PHOTO: Research increasingly points to the harmful consequences of giving juvenile criminal offenders adult punishments.
PHOTO: Research increasingly points to the harmful consequences of giving juvenile criminal offenders adult punishments.
October 25, 2012

AUSTIN, Texas –Several recent national and Texas studies warn that "tough on crime" attitudes are behind the times – and the science – when it comes to dealing with juveniles.

Treating them as adults can traumatize them and harms their rehabilitation chances, according to Ian Kysel, whose American Civil Liberties Union report concludes that still-developing teens who have veered off course require special services the adult system cannot provide.

"Young people who are at a particularly vulnerable point because they're in a phase of rapid brain development – they're isolated, and denied educational programming, substance-abuse (and) mental-health treatment, and adults who can serve as positive role models."

Texas is in the middle of reforming its juvenile justice system, emphasizing community-based treatment over incarceration when possible. Still, the state continues to hold a greater percentage of its law-breaking youths in adult facilties than most other states. Since jails typically separate youths from adults, teens often spend months in what amounts to solitary confinement.

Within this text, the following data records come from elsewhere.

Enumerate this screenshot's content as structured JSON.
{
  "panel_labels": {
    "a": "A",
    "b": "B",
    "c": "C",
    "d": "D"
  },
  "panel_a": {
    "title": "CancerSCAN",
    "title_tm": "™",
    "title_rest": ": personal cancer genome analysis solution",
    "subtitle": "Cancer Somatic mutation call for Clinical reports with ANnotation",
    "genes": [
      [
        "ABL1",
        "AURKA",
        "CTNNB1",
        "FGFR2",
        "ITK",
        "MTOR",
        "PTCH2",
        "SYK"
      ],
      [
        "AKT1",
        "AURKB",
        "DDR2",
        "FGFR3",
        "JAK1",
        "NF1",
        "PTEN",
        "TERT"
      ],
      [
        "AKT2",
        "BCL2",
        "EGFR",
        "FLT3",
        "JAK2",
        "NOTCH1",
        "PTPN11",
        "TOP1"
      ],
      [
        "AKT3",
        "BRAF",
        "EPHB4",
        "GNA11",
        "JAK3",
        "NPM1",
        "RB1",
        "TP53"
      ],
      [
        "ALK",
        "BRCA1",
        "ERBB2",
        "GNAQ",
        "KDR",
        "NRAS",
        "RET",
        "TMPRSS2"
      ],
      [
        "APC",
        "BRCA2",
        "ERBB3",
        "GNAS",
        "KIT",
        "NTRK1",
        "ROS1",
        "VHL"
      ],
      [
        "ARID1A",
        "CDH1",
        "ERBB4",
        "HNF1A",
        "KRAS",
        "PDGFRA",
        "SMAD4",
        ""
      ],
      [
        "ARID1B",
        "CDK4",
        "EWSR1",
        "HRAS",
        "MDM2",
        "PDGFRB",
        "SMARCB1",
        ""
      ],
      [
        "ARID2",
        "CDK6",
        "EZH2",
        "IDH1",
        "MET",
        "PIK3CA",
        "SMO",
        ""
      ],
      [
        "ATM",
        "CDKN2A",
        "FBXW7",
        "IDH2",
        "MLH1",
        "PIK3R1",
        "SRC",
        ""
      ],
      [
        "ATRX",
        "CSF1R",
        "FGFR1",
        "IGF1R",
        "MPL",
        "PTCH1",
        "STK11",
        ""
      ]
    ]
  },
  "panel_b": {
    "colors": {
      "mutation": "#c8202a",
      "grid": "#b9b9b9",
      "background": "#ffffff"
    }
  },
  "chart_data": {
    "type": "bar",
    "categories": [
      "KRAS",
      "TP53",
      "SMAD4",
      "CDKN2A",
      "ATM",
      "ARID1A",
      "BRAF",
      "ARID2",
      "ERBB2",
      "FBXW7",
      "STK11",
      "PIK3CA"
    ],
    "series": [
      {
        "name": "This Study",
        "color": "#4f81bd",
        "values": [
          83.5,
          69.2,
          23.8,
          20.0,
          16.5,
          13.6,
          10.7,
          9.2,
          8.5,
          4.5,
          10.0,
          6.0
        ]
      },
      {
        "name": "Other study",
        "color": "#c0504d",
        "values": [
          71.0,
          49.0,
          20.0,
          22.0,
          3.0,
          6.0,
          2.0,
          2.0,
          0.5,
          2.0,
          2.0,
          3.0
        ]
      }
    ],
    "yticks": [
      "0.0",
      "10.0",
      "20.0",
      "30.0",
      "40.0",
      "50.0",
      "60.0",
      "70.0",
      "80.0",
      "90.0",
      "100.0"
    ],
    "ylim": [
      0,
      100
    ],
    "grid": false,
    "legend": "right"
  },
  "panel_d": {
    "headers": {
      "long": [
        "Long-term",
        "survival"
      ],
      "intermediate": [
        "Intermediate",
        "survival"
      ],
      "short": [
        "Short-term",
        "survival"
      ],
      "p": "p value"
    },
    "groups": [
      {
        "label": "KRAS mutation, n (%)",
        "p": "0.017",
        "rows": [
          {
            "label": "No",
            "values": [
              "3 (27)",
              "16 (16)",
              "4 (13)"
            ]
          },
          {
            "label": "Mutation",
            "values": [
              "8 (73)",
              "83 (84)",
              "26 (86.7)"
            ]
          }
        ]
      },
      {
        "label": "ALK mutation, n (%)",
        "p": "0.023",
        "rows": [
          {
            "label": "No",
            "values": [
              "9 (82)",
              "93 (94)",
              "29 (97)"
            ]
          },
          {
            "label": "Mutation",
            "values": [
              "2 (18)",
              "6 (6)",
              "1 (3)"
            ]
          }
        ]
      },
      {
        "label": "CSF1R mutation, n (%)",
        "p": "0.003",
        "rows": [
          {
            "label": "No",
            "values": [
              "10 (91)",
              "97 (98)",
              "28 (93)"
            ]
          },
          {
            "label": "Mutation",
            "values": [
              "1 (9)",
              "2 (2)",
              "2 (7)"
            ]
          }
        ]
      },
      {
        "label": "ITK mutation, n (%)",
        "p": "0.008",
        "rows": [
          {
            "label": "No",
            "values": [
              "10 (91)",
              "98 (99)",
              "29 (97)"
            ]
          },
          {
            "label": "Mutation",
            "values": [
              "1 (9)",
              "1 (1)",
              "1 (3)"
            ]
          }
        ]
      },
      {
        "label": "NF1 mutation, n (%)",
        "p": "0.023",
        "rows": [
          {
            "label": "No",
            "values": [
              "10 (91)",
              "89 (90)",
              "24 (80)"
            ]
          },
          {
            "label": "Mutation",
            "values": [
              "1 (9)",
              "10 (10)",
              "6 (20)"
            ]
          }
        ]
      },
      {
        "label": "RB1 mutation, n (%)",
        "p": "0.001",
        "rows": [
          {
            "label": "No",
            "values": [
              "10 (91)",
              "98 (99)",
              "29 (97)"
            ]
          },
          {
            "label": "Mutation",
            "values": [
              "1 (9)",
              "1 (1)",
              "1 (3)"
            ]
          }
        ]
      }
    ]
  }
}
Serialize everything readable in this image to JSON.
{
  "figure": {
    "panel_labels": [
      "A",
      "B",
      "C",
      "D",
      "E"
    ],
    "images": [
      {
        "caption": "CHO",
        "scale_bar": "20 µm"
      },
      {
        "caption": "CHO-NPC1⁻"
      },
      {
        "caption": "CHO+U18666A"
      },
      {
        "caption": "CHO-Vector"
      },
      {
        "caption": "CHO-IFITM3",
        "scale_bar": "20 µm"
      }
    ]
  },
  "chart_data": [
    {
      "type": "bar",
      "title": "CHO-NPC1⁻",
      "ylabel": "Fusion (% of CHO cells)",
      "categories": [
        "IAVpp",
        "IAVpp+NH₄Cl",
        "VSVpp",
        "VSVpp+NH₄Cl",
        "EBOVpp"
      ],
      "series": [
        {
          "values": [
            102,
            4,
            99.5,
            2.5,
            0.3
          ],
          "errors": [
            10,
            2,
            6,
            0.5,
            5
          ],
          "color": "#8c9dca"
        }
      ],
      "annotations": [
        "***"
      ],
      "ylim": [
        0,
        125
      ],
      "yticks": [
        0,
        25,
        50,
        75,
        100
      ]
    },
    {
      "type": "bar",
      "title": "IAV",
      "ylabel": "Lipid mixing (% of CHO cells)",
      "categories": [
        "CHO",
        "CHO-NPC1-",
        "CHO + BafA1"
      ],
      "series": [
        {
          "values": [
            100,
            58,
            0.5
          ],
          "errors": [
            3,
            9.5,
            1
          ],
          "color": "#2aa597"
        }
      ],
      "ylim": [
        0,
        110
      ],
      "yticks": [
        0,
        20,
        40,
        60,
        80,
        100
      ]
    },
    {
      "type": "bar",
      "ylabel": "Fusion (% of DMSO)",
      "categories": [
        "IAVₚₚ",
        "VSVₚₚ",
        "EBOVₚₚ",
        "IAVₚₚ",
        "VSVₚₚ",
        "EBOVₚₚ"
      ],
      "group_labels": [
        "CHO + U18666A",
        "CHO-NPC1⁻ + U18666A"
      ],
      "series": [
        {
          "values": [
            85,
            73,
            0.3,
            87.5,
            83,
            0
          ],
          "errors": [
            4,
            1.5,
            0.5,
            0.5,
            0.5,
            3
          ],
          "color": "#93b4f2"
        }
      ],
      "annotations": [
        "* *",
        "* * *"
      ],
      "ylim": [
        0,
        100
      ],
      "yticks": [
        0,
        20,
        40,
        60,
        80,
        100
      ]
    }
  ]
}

The use of seclusion and restraints also are still commonplace at many county-level juvenile-detention facilities despite state guidelines designed to minimize the practice.

A new study by the Texas Criminal Justice Coalition finds that not all local authorities interpret state guidelines the same way. While some facilities reserve the practice for severe infractions such as violent assaults or appropriately limit seclusion to brief "time-outs," report author Benet Magnuson, a policy attorney for the coalition, says others place youths in solitary who simply displayed disrespectful attitudes.

"There's wide variation across the state in how it's used: what kids are going into solitary, why they're in solitary, what they're doing in solitary, how long they're staying there."

Magnuson thinks politics is part of the problem: too many local authorities wanting to project a tough-on-crime stance are ignoring research showing that troubled youths can be damaged further by certain old-school practices. He wants lawmakers to provide more specific directives to local institutions.

Magnuson says the latest science confirms that traumatic experiences in childhood greatly increase the chances that teens will wind up in trouble with the law.

"Half have experienced a significant traumatic event in their past – witnessing gun violence, being a victim of physical or sexual abuse, witnessing domestic violence – and at least a third also have a diagnosed mental illness."

When the justice system fails to provide therapeutic resources, he adds, youths often are re-traumatized, which locks in behavior patterns that can threaten public safety for years to come. The coalition also released a report this week focusing on locked-up Texas girls – “Girls’ Experiences in the Texas Juvenile Justice System,” – finding that inconsistency in disciplinary methods was the chief barrier to their rehabilitation.

Three other related studies are online: “Community Solutions for Youth in Trouble,” “Growing Up Locked Down: Youth in Solitary Confinement in Jails and Prisons Across the United States” and “Juveniles in the Texas Adult Criminal Justice System.”